Marca de tênis troca venda por reparo na Black Friday
Na contramão do consumismo, VEJA promove reparos gratuitos em sua loja para tênis de qualquer marca
Na contramão do consumismo, VEJA promove reparos gratuitos em sua loja para tênis de qualquer marca
Você já parou para pensar no quanto é difícil consertar alguns objetos?
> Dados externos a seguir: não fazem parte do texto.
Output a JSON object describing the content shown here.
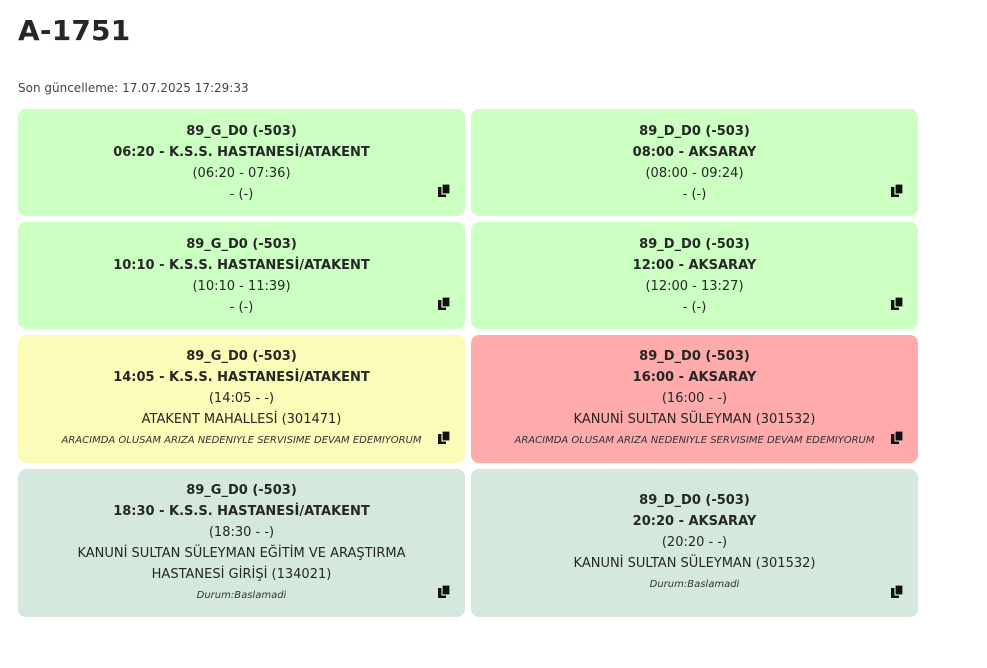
{
  "title": "A-1751",
  "last_update": "Son güncelleme: 17.07.2025 17:29:33",
  "cards": [
    {
      "route": "89_G_D0 (-503)",
      "trip": "06:20 - K.S.S. HASTANESİ/ATAKENT",
      "times": "(06:20 - 07:36)",
      "stop": "- (-)",
      "note": "",
      "color": "green"
    },
    {
      "route": "89_D_D0 (-503)",
      "trip": "08:00 - AKSARAY",
      "times": "(08:00 - 09:24)",
      "stop": "- (-)",
      "note": "",
      "color": "green"
    },
    {
      "route": "89_G_D0 (-503)",
      "trip": "10:10 - K.S.S. HASTANESİ/ATAKENT",
      "times": "(10:10 - 11:39)",
      "stop": "- (-)",
      "note": "",
      "color": "green"
    },
    {
      "route": "89_D_D0 (-503)",
      "trip": "12:00 - AKSARAY",
      "times": "(12:00 - 13:27)",
      "stop": "- (-)",
      "note": "",
      "color": "green"
    },
    {
      "route": "89_G_D0 (-503)",
      "trip": "14:05 - K.S.S. HASTANESİ/ATAKENT",
      "times": "(14:05 - -)",
      "stop": "ATAKENT MAHALLESİ (301471)",
      "note": "ARACIMDA OLUSAM ARIZA NEDENIYLE SERVISIME DEVAM EDEMIYORUM",
      "color": "yellow"
    },
    {
      "route": "89_D_D0 (-503)",
      "trip": "16:00 - AKSARAY",
      "times": "(16:00 - -)",
      "stop": "KANUNİ SULTAN SÜLEYMAN (301532)",
      "note": "ARACIMDA OLUSAM ARIZA NEDENIYLE SERVISIME DEVAM EDEMIYORUM",
      "color": "red"
    },
    {
      "route": "89_G_D0 (-503)",
      "trip": "18:30 - K.S.S. HASTANESİ/ATAKENT",
      "times": "(18:30 - -)",
      "stop": "KANUNİ SULTAN SÜLEYMAN EĞİTİM VE ARAŞTIRMA HASTANESİ GİRİŞİ (134021)",
      "note": "Durum:Baslamadi",
      "color": "gray"
    },
    {
      "route": "89_D_D0 (-503)",
      "trip": "20:20 - AKSARAY",
      "times": "(20:20 - -)",
      "stop": "KANUNİ SULTAN SÜLEYMAN (301532)",
      "note": "Durum:Baslamadi",
      "color": "gray"
    }
  ],
  "icons": {
    "copy": "copy-icon"
  },
  "colors": {
    "green": "#ccffc2",
    "yellow": "#fcfcb9",
    "red": "#ffabab",
    "gray": "#d4e8de"
  }
}
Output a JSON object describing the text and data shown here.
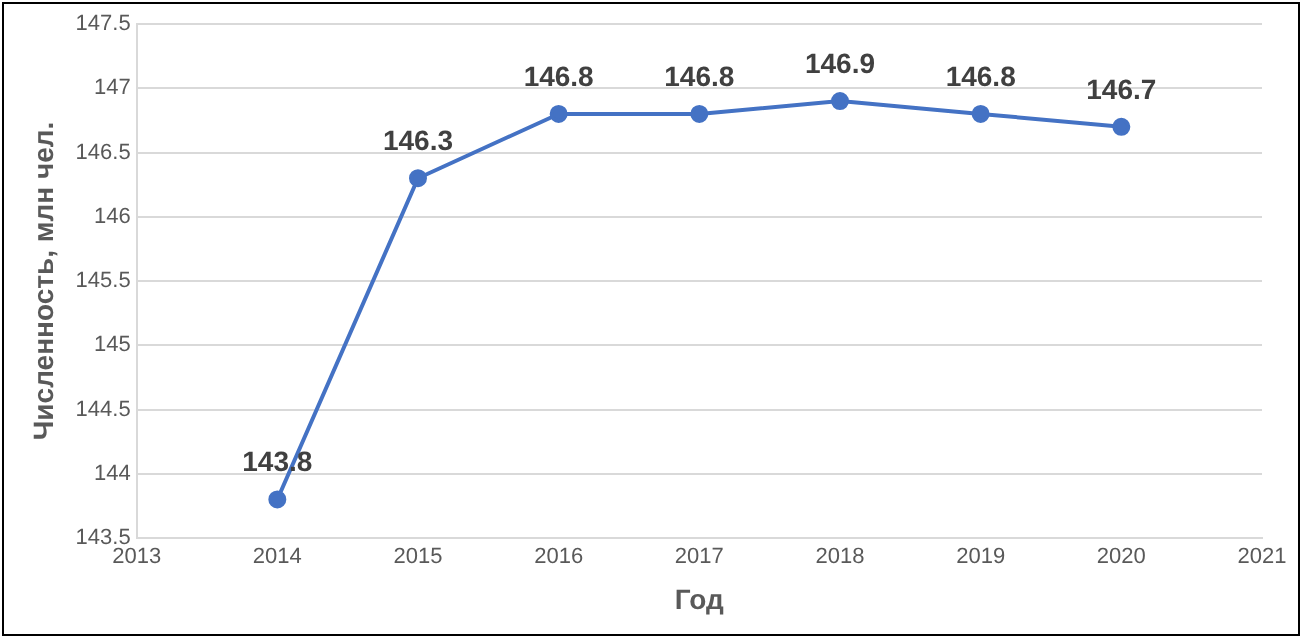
{
  "chart_data": {
    "type": "line",
    "xlabel": "Год",
    "ylabel": "Численность, млн чел.",
    "x": [
      2014,
      2015,
      2016,
      2017,
      2018,
      2019,
      2020
    ],
    "series": [
      {
        "color": "#4472c4",
        "values": [
          143.8,
          146.3,
          146.8,
          146.8,
          146.9,
          146.8,
          146.7
        ]
      }
    ],
    "xlim": [
      2013,
      2021
    ],
    "xticks": [
      2013,
      2014,
      2015,
      2016,
      2017,
      2018,
      2019,
      2020,
      2021
    ],
    "ylim": [
      143.5,
      147.5
    ],
    "yticks": [
      143.5,
      144,
      144.5,
      145,
      145.5,
      146,
      146.5,
      147,
      147.5
    ],
    "grid": "y",
    "marker": "circle",
    "line_style": "solid",
    "data_labels": true,
    "legend": false
  }
}
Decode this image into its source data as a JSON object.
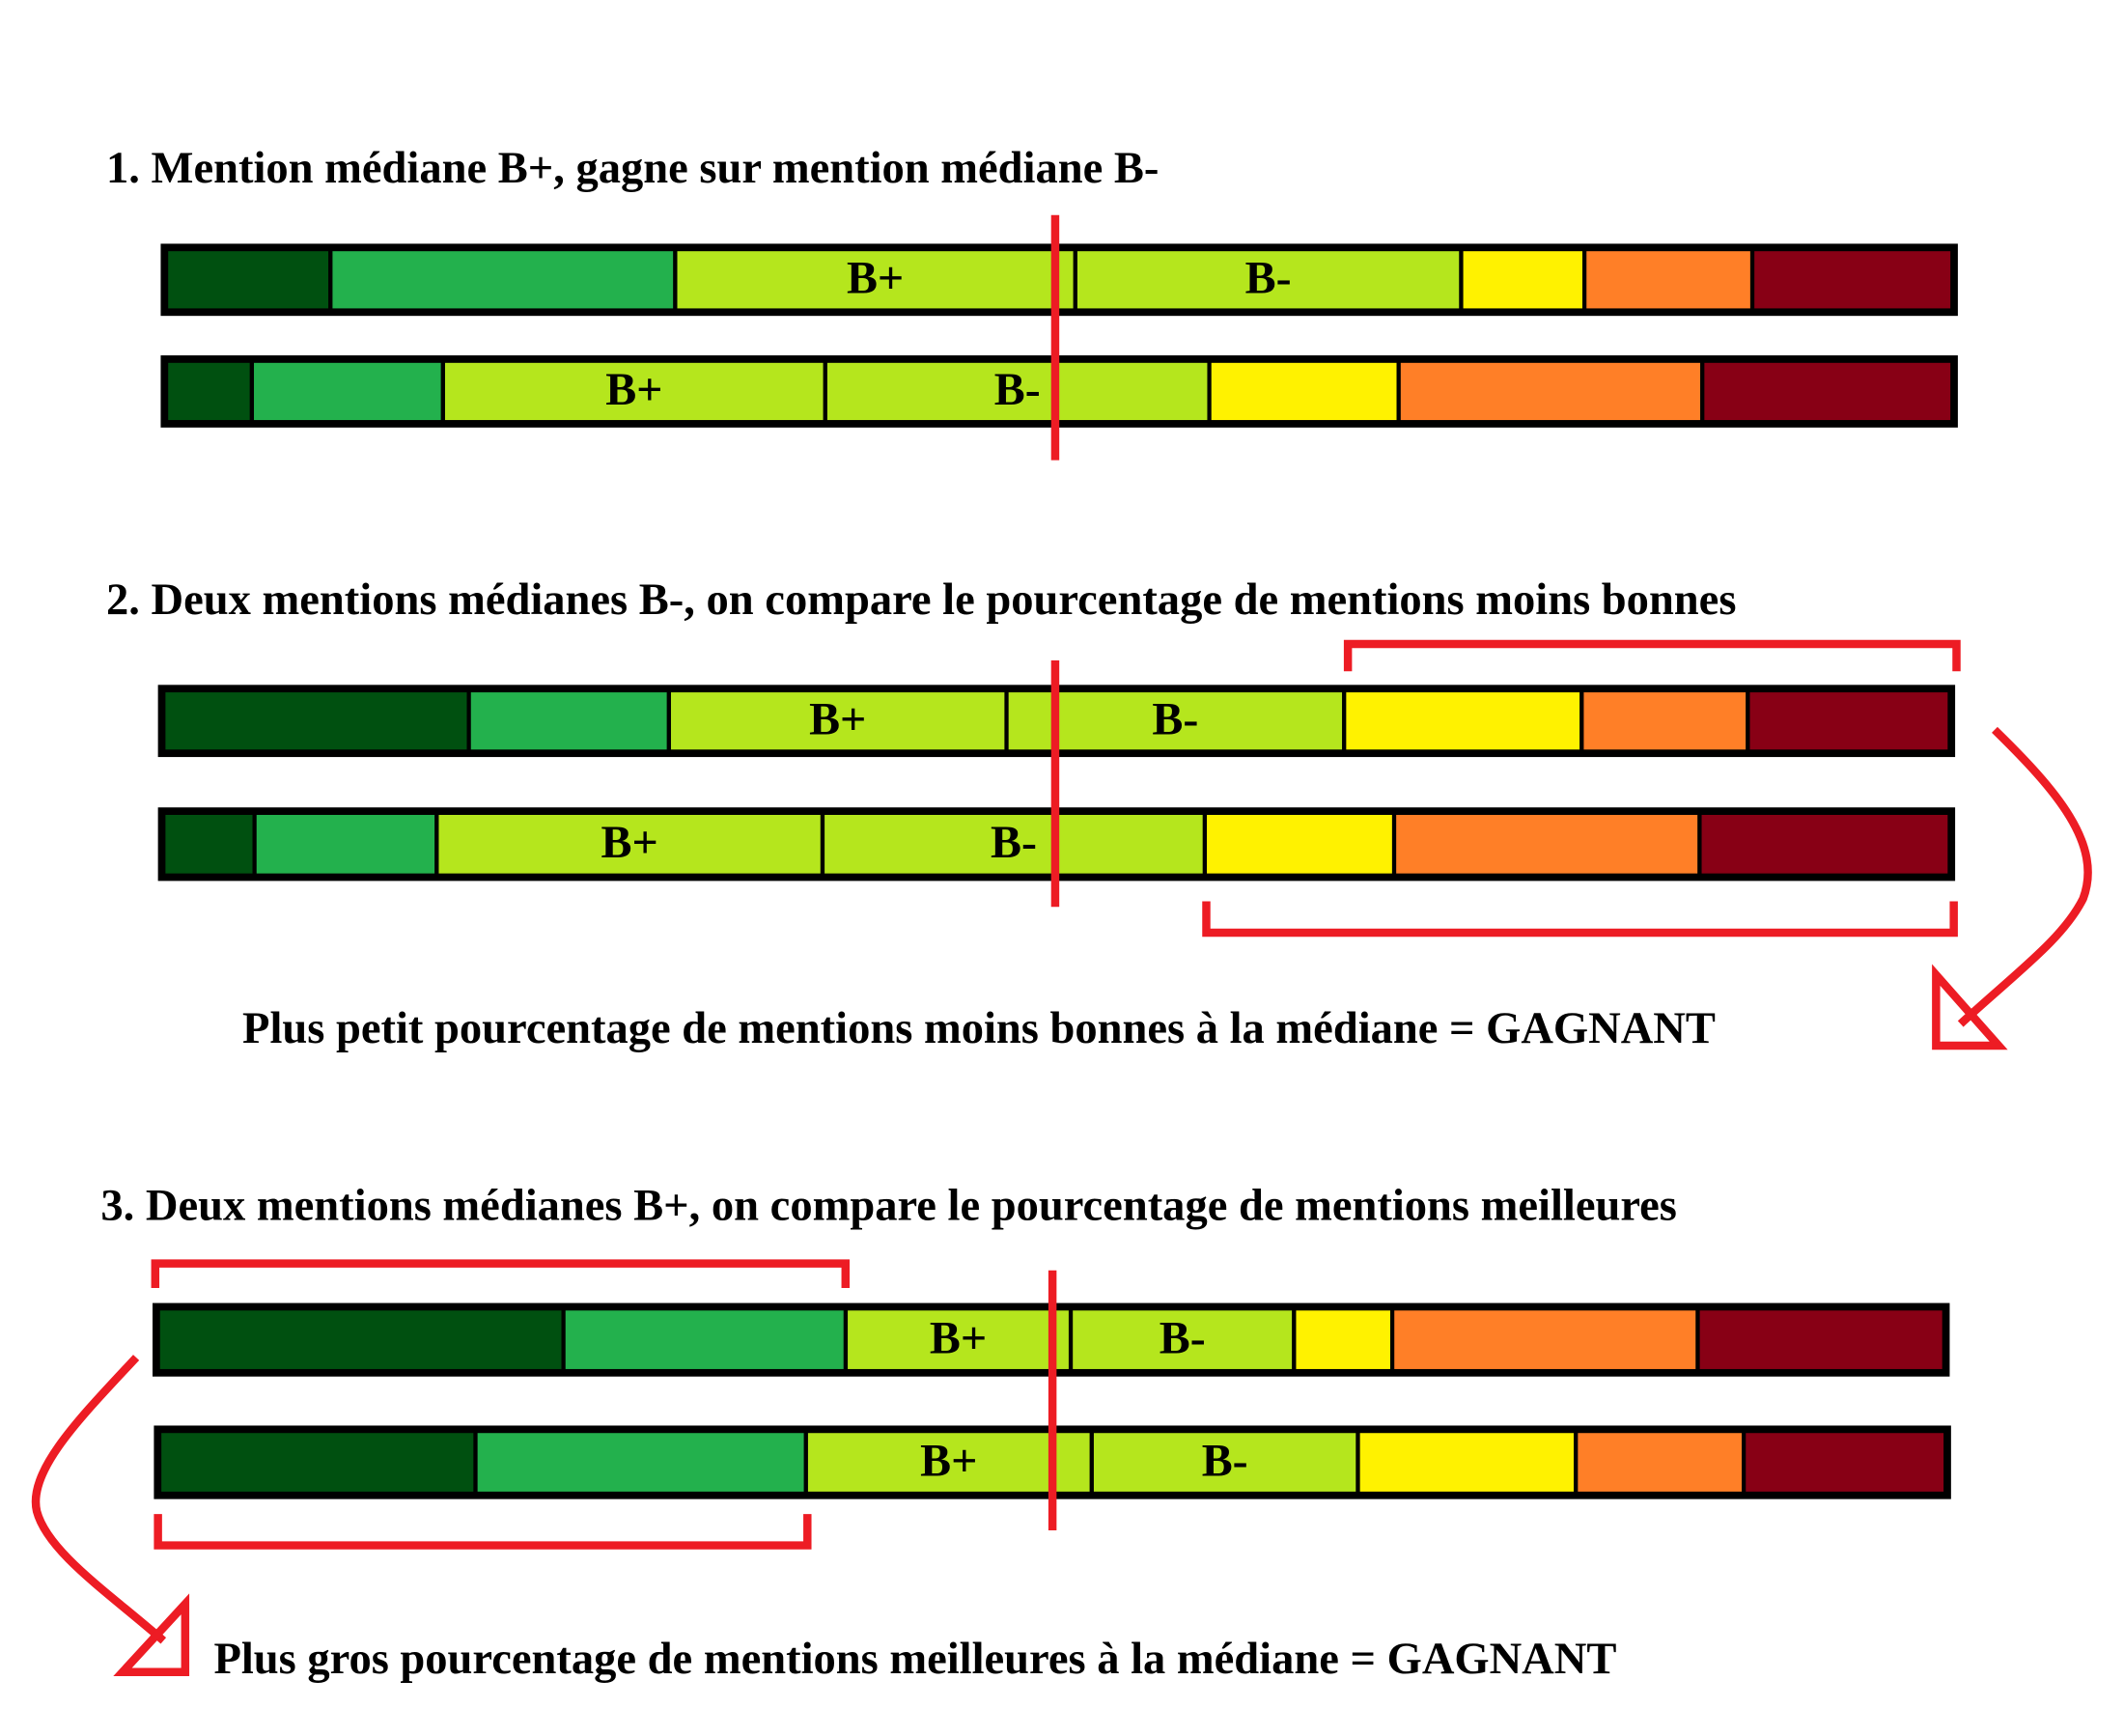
{
  "colors": {
    "grades": [
      "#005010",
      "#23b14d",
      "#b5e61d",
      "#b5e61d",
      "#fff200",
      "#ff7f27",
      "#880015"
    ],
    "annotation": "#ed1c24",
    "border": "#000000"
  },
  "sections": [
    {
      "title": "1. Mention médiane B+, gagne sur mention médiane B-",
      "bars": [
        {
          "shares_percent": [
            9.2,
            19.3,
            22.4,
            21.6,
            6.9,
            9.4,
            11.2
          ],
          "labels": {
            "2": "B+",
            "3": "B-"
          }
        },
        {
          "shares_percent": [
            4.8,
            10.7,
            21.4,
            21.5,
            10.6,
            17.0,
            14.0
          ],
          "labels": {
            "2": "B+",
            "3": "B-"
          }
        }
      ]
    },
    {
      "title": "2. Deux mentions médianes B-, on compare le pourcentage de mentions moins bonnes",
      "bars": [
        {
          "shares_percent": [
            17.1,
            11.2,
            18.9,
            18.9,
            13.3,
            9.3,
            11.3
          ],
          "labels": {
            "2": "B+",
            "3": "B-"
          }
        },
        {
          "shares_percent": [
            5.1,
            10.2,
            21.6,
            21.4,
            10.6,
            17.1,
            14.0
          ],
          "labels": {
            "2": "B+",
            "3": "B-"
          }
        }
      ],
      "conclusion": "Plus petit pourcentage de mentions moins bonnes à la médiane = GAGNANT"
    },
    {
      "title": "3. Deux mentions médianes B+, on compare le pourcentage de mentions meilleures",
      "bars": [
        {
          "shares_percent": [
            22.7,
            15.8,
            12.6,
            12.5,
            5.5,
            17.1,
            13.8
          ],
          "labels": {
            "2": "B+",
            "3": "B-"
          }
        },
        {
          "shares_percent": [
            17.7,
            18.5,
            16.0,
            14.9,
            12.2,
            9.4,
            11.3
          ],
          "labels": {
            "2": "B+",
            "3": "B-"
          }
        }
      ],
      "conclusion": "Plus gros pourcentage de mentions meilleures à la médiane = GAGNANT"
    }
  ]
}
Por vezes, o conserto sai tão caro, que praticamente “compensa” comprar um novo. Mas será que compensa mesmo? Para o bolso talvez sim, mas do ponto de vista ambiental, são diversos os recursos empregados na fabricação de um produto. Usá-lo até o fim da vida útil deveria ser uma escolha prioritária em um mundo com recursos finitos e cuja reciclagem ainda é extremamente limitada. É neste sentido que a iniciativa da marca franco-brasileira de tênis VEJA merece atenção. Neste ano, a marca troca a Black Friday para a ação Repair Friday.
A iniciativa, que já acontece em outras cidades do mundo há três anos, chega a São Paulo como alternativa ao consumismo excessivo promovido na Black Friday (que no Brasil, aliás, dura o mês inteiro). Na próxima sexta-feira (28), a marca VEJA disponibiliza serviços de conserto ou limpeza gratuitamente. A ação vai ocorrer durante duas horas, das 17h às 19h, em sua loja na Oscar Freire e é válida para qualquer tênis, não apenas modelos da marca.

O prazo para a devolução de cada tênis recebido pode variar de acordo com o volume de demanda e o diagnóstico sobre o conserto. Os serviços oferecidos vão do nível 1 ao 4, sendo 1 para reparos rápidos, 2 para reparos simples, 3 para reparos complexos, e 4 para reparo e limpeza. Serviços mais complicados ou fora desta classificação serão avaliados individualmente.
Um ponto interessante é que haverá a presença dos sapateiros, que demonstrarão os bastidores de seu ofício ao público e as técnicas utilizadas no conserto. Além de contribuir para prolongar a vida útil dos calçados e evitar seu descarte precoce, a marca ainda promove uma conscientização que pode se estender para além da data. Afinal, quem nunca comprou um item desnecessário só porque estava na promoção que atire a primeira sacola de compras.
Segundo o World Footwear Yearbook, em 2024, foram fabricados quase 24 bilhões de pares em todo o mundo e essa produção continua crescendo. A maioria desses sapatos é descartada apenas por estarem gastos, algum tempo depois, gerando resíduos evitáveis. À medida que o hábito de consertar desaparece dos padrões de consumo, as habilidades desses sapateiros também tendem a ser desprezadas.

Além de um ofício que está se perdendo, é importante ressaltar que o consumo de recursos naturais excede o que a terra pode fornecer às pessoas. Para um estilo de vida sustentável, é necessário alterar significativamente os atuais padrões de consumo e produção. Para contribuir com esse movimento, a VEJA afirma que, desde 2020, já foram restaurados mais de 50 mil pares de sapatos de todas as marcas em suas estações de reparo. Só no último mês de junho, a estação em São Paulo já reparou 278 pares. A marca ainda possui lojas em Paris, Marselha, Bordeaux, Londres, Madri, Berlim, Nova York e Los Angeles.